MODELING: NP 52′ Flat Car 1.0

 

Progress is being made on my latest project.   This is the start of a construction project to build a 1/48 scale model of a Northern Pacific fifty-two foot flat car.  The NP had a large number of this type of car with the following lot build dates and number:

 

In addition, the car was purchased for the Burlington, SP&S and Great Nothern.   Differences exist between the various Hill Lines in terms of hand brakes and lettering.

NOTES ON CONSTRUCTION

I have made some decisions on various aspects of the model construction.

  • Basic centersill and crossbears are made from .030″ styrene.  I have tried to use .020″ material but found that is not very rigid and have caused me problems in the past.
  • The centersill has been widened to increase the area for the car weight.  Flat cars are notorius for being light and having tracking problems in train service.  I noticed Jim King had done this for his 70-ton AAR flat car kit.
  • Rivets on the underframe will be Archer decal rivets.  The sidesill and endsills will have punched rivets.

CONSTRUCTION

I recommend you start with a copy of Railroad Model Craftsman November 2016 issue.  It has a decent scale drawing of this car.  I detected a few differences when compared to the blueprint obtained from the Northern Pacific Railway Historical Associations.  I suspected that the draftsman may have used a CB&Q or GN railroad drawing.  The RMC drawing is much easier to use given the way the railroad drawing shows only the “B” half of the car and added multiple footnotes on features used on the “A” end of the car.

CENTERSILL 

I started with a full sheet of .030″ styrene and squared all sides.  I marked key breakpoints for cutting out the shape of the two girders and baseplate  I also marked the location of the crossties and crossbearers along with the bolsters.  This will aid in the assembly of the various parts in the underframe.

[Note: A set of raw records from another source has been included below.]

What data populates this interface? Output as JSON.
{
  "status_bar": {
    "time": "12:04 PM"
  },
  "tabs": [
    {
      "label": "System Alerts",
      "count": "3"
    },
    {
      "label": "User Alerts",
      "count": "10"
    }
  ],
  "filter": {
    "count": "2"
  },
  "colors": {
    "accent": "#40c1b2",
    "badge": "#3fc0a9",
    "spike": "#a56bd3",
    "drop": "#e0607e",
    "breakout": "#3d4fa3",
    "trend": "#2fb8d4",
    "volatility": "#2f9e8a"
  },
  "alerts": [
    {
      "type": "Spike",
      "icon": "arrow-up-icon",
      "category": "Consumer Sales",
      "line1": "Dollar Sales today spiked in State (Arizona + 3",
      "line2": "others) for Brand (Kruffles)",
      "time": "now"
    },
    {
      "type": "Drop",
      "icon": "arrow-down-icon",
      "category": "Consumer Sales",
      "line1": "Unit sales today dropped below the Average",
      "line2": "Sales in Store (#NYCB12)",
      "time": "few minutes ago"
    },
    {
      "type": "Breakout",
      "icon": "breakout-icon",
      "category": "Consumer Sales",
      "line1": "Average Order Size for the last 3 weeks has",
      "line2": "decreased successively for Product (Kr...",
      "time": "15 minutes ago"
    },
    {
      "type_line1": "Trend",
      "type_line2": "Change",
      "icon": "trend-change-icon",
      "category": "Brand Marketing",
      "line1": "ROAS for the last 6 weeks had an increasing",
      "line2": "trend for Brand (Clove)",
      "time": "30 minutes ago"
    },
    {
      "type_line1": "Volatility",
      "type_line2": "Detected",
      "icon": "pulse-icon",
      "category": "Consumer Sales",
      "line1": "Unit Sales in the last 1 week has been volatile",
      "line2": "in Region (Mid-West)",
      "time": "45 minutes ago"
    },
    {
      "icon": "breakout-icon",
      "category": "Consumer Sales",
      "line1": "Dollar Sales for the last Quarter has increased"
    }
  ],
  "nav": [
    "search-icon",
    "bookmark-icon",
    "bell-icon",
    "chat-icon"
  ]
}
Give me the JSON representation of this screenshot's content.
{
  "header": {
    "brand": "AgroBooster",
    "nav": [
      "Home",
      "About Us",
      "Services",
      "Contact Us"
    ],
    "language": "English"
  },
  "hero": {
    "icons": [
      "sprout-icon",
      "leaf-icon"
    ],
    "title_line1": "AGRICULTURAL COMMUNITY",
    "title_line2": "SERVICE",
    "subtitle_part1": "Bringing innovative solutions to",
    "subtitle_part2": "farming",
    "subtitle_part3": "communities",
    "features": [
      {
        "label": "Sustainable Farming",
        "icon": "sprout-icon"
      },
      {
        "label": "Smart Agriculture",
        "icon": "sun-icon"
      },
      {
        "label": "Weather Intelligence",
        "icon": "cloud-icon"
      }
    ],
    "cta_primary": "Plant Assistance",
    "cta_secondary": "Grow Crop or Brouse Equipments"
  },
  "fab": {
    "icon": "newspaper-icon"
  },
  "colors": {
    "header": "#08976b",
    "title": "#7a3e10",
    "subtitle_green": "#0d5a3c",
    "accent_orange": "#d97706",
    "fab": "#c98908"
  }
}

My little aluminum blocks are helpful when squaring up the various parts while the solvent glue sets.  I use the blue tape on the rule to keep it from sliding on the slick plastic surface.

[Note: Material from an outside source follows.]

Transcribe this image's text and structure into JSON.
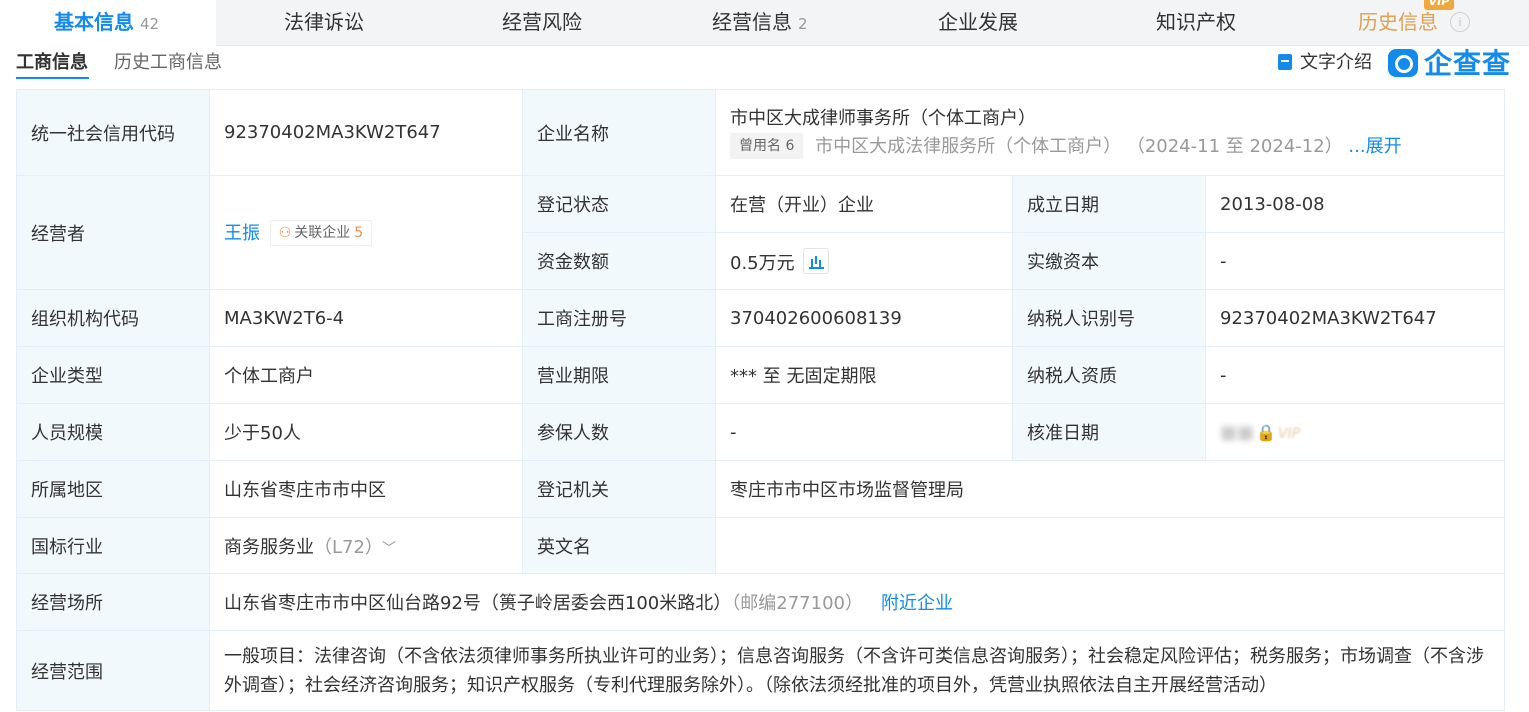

Once the girders are cut out, it is a good idea to cut the slots for the trainline, brake levers and branch pipe (right to left).  The block is to hold a Protocraft bushing for mounting the truck.   The block is .315″ wide.  It also served a good spacer for the girders.  Mark the stryene to make sure you get the correct orientation.

Here is one of my metal blocks holding the girder upright.  The blocks were salvaged from a scrap bin at my employer.  The blocks are square on all surfaces.   They were made as spacers for an electronics rack that went into a 637 Class submarine.  End of story on the liittle blocks.

I used a little fixture to aid in the glueing operation. Crude but effective at holding the strip at a 90-degree angle.

The next step is to fabricate and install the crossbearers on the frame.  They are cut from .030″ sheet with a .030″x.080″ strip at the base.   Add slots for trainline and brake rodding as appropriate.   The shape is defined by the drawings and it must fit between the centersill base and the sidesill channels. The car is 9’3″ across the sidesills.  The centersill base is 0.50″ wide and the sidesills are built up from .030″ with a .015″ thick riveted overlay.  The sidesill is 13″ high so I made a channel shape using .25″x.030″ strip for the full length of the sill.  I built up the height with a .020″x.100″ strip attached to the bottom the top edge.  A .020″x.060″ strip was added to the bottom to create the 13″ channel.   You may think that the wall thickness is excessive but remember the car will likely weight 14-16 ounces when completed.  You don’t want a lot of flex in the sidesill.

The body bolsters were cut from .020″ sheet with a .125″x.080″ spacer to create the form  Like the crossbearer, the sides of the bolster are drawn on the styrene and cut out with a fresh single-edged razor blade.

The bolster is installed on a 14″ by 37.5″ strip cut from .030″ styrene   The 37.5″ length was determined by the width of the centersill (24″) and the sidesill base (.100″ plus .015″ for side overlay.  These dimensions produced a frame width of 9’3″ per the drawing.

The next installment will finish up the underframe and add side and endsills.